FirstMark Capital led the round with participation from Dynamo Ventures, 2048 Ventures, Atypical Ventures and GreenHawk Capital. A handful of individual investors from the developer tools and logistics spaces, including GitHub CTO Jason Warner, Stripe COO Claire Johnson, Twilio Community VP Ricky Robinett and Seamless founder Jason Finger, all participated as well. Mooney said she feels grateful for the added insight into how to build a developer-first platform.

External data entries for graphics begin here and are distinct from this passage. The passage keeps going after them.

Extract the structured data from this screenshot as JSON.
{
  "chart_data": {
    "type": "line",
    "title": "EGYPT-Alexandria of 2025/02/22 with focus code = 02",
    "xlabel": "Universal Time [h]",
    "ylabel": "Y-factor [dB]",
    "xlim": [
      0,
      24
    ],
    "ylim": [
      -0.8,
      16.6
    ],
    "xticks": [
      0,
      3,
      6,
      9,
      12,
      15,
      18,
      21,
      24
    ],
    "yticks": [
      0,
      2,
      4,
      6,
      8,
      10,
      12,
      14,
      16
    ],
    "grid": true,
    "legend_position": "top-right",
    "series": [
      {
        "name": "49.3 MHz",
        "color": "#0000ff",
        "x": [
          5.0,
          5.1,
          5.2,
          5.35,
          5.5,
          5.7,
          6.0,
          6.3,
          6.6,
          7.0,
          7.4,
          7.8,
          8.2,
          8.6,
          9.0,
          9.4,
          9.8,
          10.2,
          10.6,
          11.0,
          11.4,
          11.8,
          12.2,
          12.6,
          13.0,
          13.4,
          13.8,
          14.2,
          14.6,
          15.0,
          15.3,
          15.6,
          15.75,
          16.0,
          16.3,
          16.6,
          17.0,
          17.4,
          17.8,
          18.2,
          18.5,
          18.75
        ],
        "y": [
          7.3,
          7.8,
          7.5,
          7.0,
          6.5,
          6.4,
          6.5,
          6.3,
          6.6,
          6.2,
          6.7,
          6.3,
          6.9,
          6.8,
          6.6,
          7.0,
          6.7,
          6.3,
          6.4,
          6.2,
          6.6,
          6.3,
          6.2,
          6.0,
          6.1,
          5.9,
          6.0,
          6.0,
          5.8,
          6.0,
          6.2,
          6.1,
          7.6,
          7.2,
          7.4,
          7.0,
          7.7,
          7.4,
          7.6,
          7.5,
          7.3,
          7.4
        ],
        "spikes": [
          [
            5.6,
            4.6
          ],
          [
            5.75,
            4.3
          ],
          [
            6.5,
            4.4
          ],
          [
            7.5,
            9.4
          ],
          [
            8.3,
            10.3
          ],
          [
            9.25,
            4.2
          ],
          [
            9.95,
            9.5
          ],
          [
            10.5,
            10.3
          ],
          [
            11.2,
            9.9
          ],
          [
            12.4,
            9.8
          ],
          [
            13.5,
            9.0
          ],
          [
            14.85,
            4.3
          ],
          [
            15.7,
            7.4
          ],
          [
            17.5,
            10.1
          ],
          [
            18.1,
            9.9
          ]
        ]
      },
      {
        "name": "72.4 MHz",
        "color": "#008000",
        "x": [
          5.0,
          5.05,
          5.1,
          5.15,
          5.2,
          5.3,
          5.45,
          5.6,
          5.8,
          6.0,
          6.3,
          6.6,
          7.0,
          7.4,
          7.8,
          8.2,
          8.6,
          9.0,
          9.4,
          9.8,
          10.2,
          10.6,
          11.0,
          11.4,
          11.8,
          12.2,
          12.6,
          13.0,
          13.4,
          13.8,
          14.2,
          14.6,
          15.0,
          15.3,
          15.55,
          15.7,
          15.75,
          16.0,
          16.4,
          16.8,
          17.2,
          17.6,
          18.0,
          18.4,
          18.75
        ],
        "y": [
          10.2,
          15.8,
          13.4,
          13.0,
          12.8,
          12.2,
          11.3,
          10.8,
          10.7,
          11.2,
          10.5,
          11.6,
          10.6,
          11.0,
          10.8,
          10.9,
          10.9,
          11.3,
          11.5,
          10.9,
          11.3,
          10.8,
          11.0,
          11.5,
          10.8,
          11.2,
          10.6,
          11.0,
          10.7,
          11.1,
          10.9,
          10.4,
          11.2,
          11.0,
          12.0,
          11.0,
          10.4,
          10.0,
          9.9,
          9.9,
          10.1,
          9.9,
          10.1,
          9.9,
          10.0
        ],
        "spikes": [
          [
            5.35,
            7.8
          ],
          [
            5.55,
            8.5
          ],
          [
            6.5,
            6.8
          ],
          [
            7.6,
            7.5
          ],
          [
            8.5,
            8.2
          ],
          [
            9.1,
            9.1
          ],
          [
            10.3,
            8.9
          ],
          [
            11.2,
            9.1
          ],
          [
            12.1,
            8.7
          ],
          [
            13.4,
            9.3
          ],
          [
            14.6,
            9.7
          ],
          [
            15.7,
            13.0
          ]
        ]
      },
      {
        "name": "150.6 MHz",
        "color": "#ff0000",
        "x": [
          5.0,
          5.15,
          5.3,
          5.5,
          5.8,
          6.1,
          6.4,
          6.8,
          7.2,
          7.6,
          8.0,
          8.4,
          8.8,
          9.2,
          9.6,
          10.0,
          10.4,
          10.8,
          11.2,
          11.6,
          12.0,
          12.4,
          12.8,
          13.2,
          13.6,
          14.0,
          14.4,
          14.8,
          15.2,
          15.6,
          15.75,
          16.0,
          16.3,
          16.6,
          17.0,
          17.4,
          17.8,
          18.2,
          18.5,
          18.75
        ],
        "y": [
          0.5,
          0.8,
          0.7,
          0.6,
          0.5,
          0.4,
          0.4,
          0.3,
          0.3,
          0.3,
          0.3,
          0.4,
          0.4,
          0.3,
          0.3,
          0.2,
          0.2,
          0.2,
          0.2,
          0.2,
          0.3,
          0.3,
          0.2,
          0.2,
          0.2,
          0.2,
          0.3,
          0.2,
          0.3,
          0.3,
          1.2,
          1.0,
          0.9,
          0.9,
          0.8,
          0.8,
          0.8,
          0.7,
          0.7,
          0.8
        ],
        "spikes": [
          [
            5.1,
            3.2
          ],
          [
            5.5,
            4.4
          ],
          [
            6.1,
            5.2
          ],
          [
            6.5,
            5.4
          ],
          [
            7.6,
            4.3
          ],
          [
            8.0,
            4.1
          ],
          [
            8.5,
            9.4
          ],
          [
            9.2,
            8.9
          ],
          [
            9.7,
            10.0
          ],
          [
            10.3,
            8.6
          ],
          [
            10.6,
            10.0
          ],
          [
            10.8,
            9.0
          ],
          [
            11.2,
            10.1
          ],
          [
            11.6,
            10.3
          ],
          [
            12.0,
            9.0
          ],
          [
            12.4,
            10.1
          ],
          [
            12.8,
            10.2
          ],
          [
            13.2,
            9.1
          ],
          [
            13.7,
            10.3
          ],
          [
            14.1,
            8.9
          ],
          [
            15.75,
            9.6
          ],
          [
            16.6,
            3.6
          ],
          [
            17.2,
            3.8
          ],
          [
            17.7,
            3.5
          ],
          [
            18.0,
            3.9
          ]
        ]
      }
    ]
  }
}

“We weren’t necessarily expecting it at that time,” Mooney said of raising more funds in 2020. “But we were excited, and our investors were getting really excited about creating this dev community around decision science.”
The round will go toward building the team up to about 25 by the end of the year; they’re currently at 15 full-timers, with three joining next month. It’ll also go toward development of the platform’s integrations, like API documents. Building something for devs means it needs to be usable in their stack. In December, the team launched Nextmv Cloud and API, a fast and free way to test the company’s prebuilt decision models.
The company currently offers two products: Hop, which works for optimization and modeling, and Dash which works for simulation and experimentation. They’re also hoping to eventually build a “Nextmv playground,” which would allow devs to build out their own tools specific to their company’s needs.
“We want to get people to think about this as their decision-making stack,” Mooney said, “not just another piece of software.”